The variability in insert size may be due to a property of this region: it has a very high degree of sequence homology within it. The first half of the region is ~98% identical at the nucleotide sequence level to the second half.
Based on what I've seen in IGV, the reads spanning chromosomes could be due to repetitive regions, within the region that map to multiple chromosomes.
The types of variations I expect to see would be intra-region duplications and/or deletions. Prior studies have shown that these variations occur within the region, although intra-chromosomal junctions can't be ruled out.

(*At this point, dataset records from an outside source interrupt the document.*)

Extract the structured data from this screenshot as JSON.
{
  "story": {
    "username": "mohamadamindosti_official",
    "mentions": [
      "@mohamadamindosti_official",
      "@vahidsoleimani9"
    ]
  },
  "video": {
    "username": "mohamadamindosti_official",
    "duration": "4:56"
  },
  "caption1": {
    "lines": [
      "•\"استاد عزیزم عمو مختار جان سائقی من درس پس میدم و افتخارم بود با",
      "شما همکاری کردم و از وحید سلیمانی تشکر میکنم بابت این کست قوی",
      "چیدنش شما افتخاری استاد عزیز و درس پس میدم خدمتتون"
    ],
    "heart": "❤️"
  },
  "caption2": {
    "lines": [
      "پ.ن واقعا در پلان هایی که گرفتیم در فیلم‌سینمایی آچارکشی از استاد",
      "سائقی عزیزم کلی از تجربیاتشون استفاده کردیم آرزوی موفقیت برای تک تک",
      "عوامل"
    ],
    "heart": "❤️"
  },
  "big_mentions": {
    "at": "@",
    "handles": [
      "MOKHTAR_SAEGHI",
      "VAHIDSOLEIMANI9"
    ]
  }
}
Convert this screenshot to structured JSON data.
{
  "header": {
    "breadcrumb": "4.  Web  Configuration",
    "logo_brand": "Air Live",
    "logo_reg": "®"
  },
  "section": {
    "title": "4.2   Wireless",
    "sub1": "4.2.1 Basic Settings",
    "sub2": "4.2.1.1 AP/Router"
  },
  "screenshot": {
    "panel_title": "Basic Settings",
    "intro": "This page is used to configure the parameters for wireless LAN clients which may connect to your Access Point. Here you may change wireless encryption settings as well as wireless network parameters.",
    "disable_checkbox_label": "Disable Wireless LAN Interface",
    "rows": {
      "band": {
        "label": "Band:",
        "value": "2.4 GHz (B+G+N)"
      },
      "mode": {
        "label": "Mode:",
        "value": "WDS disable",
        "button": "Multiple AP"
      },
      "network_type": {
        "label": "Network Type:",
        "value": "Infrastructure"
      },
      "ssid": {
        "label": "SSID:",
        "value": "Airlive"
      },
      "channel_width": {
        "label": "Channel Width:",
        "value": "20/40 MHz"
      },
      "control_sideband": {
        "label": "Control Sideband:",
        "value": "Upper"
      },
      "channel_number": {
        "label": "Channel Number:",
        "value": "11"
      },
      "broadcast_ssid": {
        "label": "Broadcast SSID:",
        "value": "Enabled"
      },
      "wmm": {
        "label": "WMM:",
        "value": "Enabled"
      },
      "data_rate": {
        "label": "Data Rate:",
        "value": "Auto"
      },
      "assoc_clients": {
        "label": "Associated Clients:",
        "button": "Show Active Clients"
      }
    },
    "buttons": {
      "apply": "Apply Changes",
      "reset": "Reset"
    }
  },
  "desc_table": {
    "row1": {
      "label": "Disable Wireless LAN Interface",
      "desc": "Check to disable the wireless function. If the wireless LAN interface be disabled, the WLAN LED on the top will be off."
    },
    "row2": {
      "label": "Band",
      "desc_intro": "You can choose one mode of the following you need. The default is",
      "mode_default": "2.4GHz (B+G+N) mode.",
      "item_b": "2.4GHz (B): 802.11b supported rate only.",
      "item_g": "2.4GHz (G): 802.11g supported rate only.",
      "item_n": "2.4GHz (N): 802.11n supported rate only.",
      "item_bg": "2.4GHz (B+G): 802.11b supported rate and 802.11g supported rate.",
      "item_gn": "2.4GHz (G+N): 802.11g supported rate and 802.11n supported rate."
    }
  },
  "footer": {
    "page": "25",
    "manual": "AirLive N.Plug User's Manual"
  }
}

Based on this and your other Biostar question, we think there may be a bug. The released 1.4.2 version does seem to be functioning properly though. You can get that copy of the code by adding the following line after the initial git clone in the install instructions.
git checkout v1.4.2
Then proceed with creating the build directory and compiling as normal.
This was in fact a bug. It's been fixed on master and tagged v1.4.4. If you git pull to update your checkout and try again, you may get a better result.